The audio system features two modes -- Studio and Expanded -- that give the driver the choice between a more compact sound stage with excellent stereo separation with cleanest, tightest sound or a broader, more cabin-filling sound stage that sacrifices just a bit of bass tightness for a more tactile experience. I preferred Studio for talk programming and Expanded for music. Both modes did a fantastic job of accurately reproducing sounds with no distortion. That the BMW's cabin is so well-built and insulated from road and engine noise give the audiophile system a great platform from which to work.
One of the benefits of the M Sport package is an upgrade to the 20-way adjustable multi-contour Sport seats, a fantastic pair of buckets for the front row that feature a good blend of bolstering grip when cornering and comfort when cruising. Heated and cooled surfaces further boost comfort for the driver and front passenger.
The 740Ld is also available with an active front seats upgrade ($1,000) that constantly and imperceptibly adjusts the seating surface from soft to firm and from left to right to prevent driver fatigue. Our example was not so equipped.
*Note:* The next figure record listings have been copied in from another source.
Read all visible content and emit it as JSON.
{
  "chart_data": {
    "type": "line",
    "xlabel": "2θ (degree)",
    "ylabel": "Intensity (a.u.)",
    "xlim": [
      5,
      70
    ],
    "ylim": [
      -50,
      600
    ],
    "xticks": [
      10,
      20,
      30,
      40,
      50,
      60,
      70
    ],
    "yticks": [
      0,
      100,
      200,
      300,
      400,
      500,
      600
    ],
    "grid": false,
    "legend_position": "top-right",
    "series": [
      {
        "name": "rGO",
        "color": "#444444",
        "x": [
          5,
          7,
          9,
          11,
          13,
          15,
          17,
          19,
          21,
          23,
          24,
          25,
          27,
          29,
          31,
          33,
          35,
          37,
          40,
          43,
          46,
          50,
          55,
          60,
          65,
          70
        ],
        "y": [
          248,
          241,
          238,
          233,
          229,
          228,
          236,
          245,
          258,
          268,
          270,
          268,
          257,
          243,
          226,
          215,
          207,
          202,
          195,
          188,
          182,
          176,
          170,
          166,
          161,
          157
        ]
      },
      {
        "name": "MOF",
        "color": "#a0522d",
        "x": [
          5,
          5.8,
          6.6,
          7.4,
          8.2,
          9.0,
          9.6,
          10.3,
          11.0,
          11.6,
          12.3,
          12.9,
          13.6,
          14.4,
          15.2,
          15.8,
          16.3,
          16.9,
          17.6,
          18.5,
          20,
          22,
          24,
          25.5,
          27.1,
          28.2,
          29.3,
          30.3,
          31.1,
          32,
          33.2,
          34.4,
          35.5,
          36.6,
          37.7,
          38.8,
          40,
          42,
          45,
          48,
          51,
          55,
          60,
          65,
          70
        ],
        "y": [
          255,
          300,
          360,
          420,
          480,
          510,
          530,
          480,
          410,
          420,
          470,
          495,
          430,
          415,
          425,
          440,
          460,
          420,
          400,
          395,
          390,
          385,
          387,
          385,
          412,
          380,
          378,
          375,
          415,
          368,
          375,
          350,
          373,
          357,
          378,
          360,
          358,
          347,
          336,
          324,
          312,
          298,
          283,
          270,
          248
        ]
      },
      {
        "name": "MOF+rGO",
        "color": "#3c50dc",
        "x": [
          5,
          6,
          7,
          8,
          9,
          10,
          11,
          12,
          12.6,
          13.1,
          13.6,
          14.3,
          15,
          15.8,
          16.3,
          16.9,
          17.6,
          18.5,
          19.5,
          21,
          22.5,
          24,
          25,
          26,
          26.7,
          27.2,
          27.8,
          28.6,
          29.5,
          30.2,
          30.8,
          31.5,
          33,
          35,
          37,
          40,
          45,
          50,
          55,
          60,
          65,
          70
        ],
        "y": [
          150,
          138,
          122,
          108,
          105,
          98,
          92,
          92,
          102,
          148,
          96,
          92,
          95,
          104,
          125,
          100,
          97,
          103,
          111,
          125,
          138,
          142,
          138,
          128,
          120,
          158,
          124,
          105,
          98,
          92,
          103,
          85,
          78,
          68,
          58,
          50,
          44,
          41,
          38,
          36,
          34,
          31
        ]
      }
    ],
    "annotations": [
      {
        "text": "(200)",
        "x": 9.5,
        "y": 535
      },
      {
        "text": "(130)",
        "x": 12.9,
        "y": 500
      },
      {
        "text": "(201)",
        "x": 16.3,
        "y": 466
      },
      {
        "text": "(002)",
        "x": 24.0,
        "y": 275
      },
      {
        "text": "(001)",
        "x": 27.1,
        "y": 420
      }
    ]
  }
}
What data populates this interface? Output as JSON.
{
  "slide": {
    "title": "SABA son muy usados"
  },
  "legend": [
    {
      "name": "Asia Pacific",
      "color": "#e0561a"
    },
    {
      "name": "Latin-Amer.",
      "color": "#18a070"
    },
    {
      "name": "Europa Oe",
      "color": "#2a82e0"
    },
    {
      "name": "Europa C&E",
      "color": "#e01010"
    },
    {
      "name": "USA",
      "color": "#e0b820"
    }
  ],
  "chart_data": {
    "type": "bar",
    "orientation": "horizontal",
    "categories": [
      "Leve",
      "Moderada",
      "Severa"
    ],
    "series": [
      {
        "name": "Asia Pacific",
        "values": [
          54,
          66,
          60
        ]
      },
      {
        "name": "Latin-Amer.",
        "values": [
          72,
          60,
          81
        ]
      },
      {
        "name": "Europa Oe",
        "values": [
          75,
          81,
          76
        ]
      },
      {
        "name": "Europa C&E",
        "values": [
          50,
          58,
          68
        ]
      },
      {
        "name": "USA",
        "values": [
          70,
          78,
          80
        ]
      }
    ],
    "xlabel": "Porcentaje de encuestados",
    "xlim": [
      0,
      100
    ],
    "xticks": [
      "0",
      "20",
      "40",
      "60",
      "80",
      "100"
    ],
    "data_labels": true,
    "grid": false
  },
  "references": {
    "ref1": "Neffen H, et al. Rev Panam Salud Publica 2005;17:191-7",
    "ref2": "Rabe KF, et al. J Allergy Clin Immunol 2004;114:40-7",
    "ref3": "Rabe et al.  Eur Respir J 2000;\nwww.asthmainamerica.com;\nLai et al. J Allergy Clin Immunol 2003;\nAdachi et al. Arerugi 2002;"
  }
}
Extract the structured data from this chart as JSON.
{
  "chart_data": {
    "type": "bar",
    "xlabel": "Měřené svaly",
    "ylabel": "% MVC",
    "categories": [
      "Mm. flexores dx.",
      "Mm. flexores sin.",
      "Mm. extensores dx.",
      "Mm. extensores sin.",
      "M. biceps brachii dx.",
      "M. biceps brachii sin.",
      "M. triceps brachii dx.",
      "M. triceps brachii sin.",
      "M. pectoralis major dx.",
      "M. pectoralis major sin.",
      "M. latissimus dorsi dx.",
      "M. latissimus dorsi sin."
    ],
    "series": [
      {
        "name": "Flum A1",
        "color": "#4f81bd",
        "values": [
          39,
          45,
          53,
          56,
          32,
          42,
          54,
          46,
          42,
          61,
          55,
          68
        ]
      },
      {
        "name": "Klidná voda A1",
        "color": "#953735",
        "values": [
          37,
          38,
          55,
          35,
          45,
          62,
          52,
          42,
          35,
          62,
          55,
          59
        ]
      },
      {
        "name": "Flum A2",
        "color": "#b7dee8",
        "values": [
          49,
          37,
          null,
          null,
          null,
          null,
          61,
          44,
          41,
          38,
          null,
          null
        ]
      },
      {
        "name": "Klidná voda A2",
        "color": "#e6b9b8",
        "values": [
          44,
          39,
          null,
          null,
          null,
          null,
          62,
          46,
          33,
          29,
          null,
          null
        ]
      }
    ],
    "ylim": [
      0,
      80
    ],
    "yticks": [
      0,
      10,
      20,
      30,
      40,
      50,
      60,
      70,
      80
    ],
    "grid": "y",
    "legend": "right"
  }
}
Being a long wheelbase model, the 740Ld doesn't forget about rear passenger comfort. In addition to the inherent extra legroom and already comfortable seats, we've also got $1,000 in power sunshades for the rear windows and backlight to make the rear seats even more hospitable and private.
Additionally, there are over $12,000 in options that we've not equipped which add massage function, rear seat entertainment and a host of other comfort amenities for second-row passengers. With the right boxes checked, there isn't a bad seat in this house.
A clear rear camera with dynamic trajectory guides is a standard for the 740Ld, as is a parking assist feature that sounds audible front and rear proximity alerts when approaching obstructions while parking and displays a heat map display in the infotainment display.
We've also got a $1,900 Lighting package that upgrades the headlamps with LED illumination and automatic high-beam activation.
Our model's didn't feature any of the optional driver assistance features, but a $1,900 Driver Assistance package is available, which adds blind-spot monitoring, top and side view cameras that activate at low speeds, a camera-based speed-limit recognition system, and passive lane-departure alerts. For $1,200 more, the lane-departure system can be upgraded to an active prevention system and full-speed adaptive cruise control with forward-collision mitigation system gets added to the mix.
The 7 Series sedan starts at $74,000 for the gasoline powered, standard wheelbase 740i, but our 2015 BMW 740Ld xDrive starts at $82,500 with a $950 destination charge. (In the UK, where this configuration of the sedan is known as the 730Ld, the starting price is £65,070. The Australian market doesn't offer a long wheelbase variant, but its 730d starts at AU$204,600.)
We've got the M Sport package, larger wheel and tire, and adaptive suspension upgrades, as well as LED headlamps, B&O audio, and a few other convenience options that bring our as-tested price to $98,100. Check all of the boxes and it's possible to spec your 74oLd well above the $120k waterline.